Short answer: No, the URL is encrypted, but the (sub)domain is sent in plain-text.
In your case a (passive) attacker knows that you are connecting to example.com
, but it does not know which specific page you are accessing.
In short there are three times where an attacker can get information about the site you are accessing (ordered chronological):
- (Sub)domain in the DNS query
- (Sub)domain in the Client Hello (SNI)
- (Sub)domain in server certificate
However the...
- URL is sent encrypted via TLS
For more details read the explanation below.
Explanation
Note: When I am writing "(sub)domain" I mean both the domain (example.com
) and the subdomain (mydomain.example.com
). When I only write "domain" I really only mean the domain (example.com
) without the subdomain.
Basically what happens is:
- You type in https://example.com/supersecretpage.
- The browser submits the (sub)domain in a special TLS extension (called SNI)
- At some point the browser gets the SSL certificate from the server.

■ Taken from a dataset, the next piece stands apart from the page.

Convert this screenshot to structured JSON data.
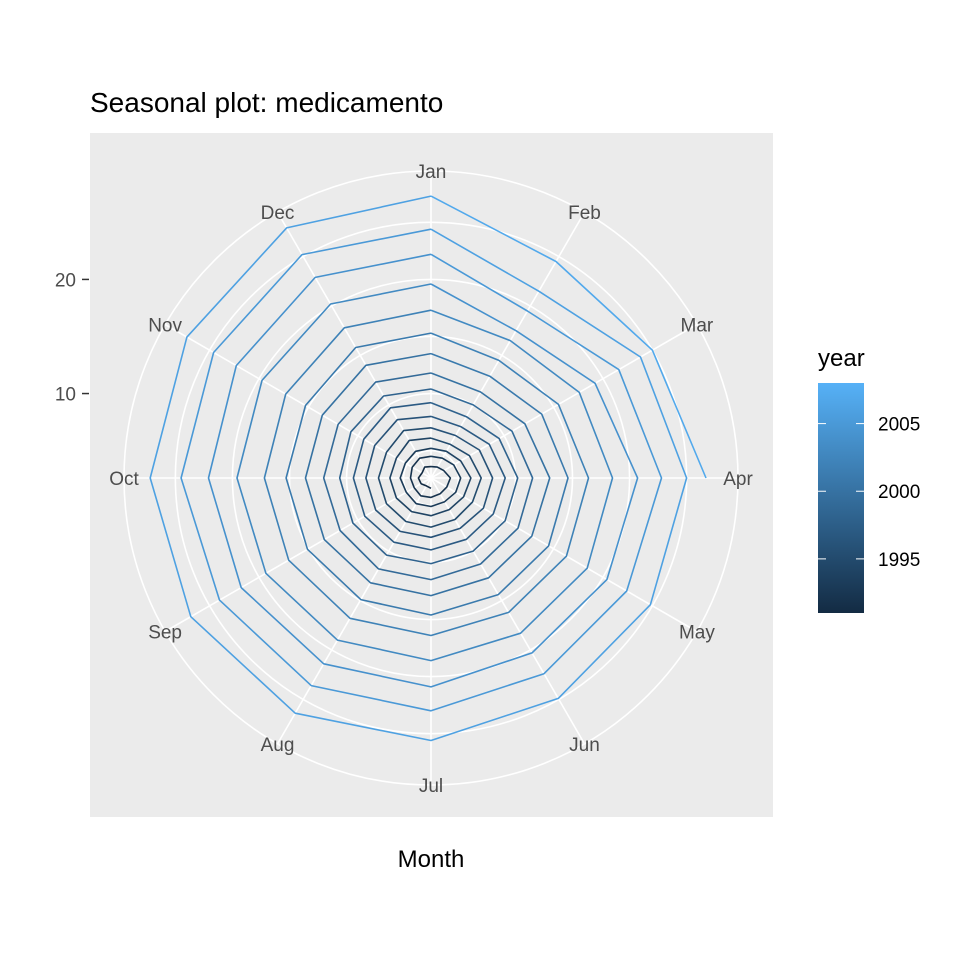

Depending on the certificate* this also includes the subdomain you're connecting to, but it may also include more than one subdomain and even more than one domain. So in fact the cert of example.com
may also include www.example.com
, devserver.example.com
and how-to-develop-tls.example
. These entries are called Subject Alternative Names and the cert is valid for all of them.
- After the client verified the certificate and the client & server choose a cipher the traffic is encrypted.
After all this happened a "usual" HTTP request is send (over the secured TLS channel). This means this is the first time in the whole request where the full URL appears. The request e.g. looks like this:
GET /supersecretpage HTTP/1.1
Host: example.com
[...]
* If the certificate is a wildcard certificate it does not include the subdomains, but just *.example.com
.
Another thing is worth mentioning: Before the connection can be established at all the client needs to resolve the DNS name. To do this it sends unencrypted DNS queries to a DNS server and these ones also contain the (sub)domain, which can therefore be used by an attacker to see the visited domains.
However this does not always have to happen in this way, because you assume the user manually types in https://example.com/supersecretpage
into the URL bar. But this is very rare as most users e.g. would rather type in example.com/supersecretpage
. Another issue would be visitors clicking on an insecure link, which uses HTTP - in contrast to a secure HTTPS-link). Such links could e.g. be old links created when the site did not support HTTPS or did not redirect to HTTPS by default.
You ask why this matters?
In the such a (usual) case there is no https://
in the URL. When no protocol is entered into the URL bar all browsers internally "convert" this URL to http://example.com/supersecretpage
(note the http:// there) as they cannot expect the server to support HTTPS.
This means the browser first tries to connect to the website using insecure HTTP and only after the website sends a (301) redirect to the HTTPS URL it uses the secure mode.
In this case the attacker can see the full URL in the unencrypted HTTP request.
You can easily test this by yourself by looking into the "network panel" of your browser. There you should see this "HTTPS upgrade":
However note that there are techniques to prevent this insecure first HTTP request. Most notably HSTS and - to protect even the first connection you make to the site - HSTS preloading, but also HTTPS Everywhere helps against such attacks. FYI: According to Netcraft 95% of all HTTPS servers vulnerable were vulnerable to such (SSL Stripping) attacks as of March 2016.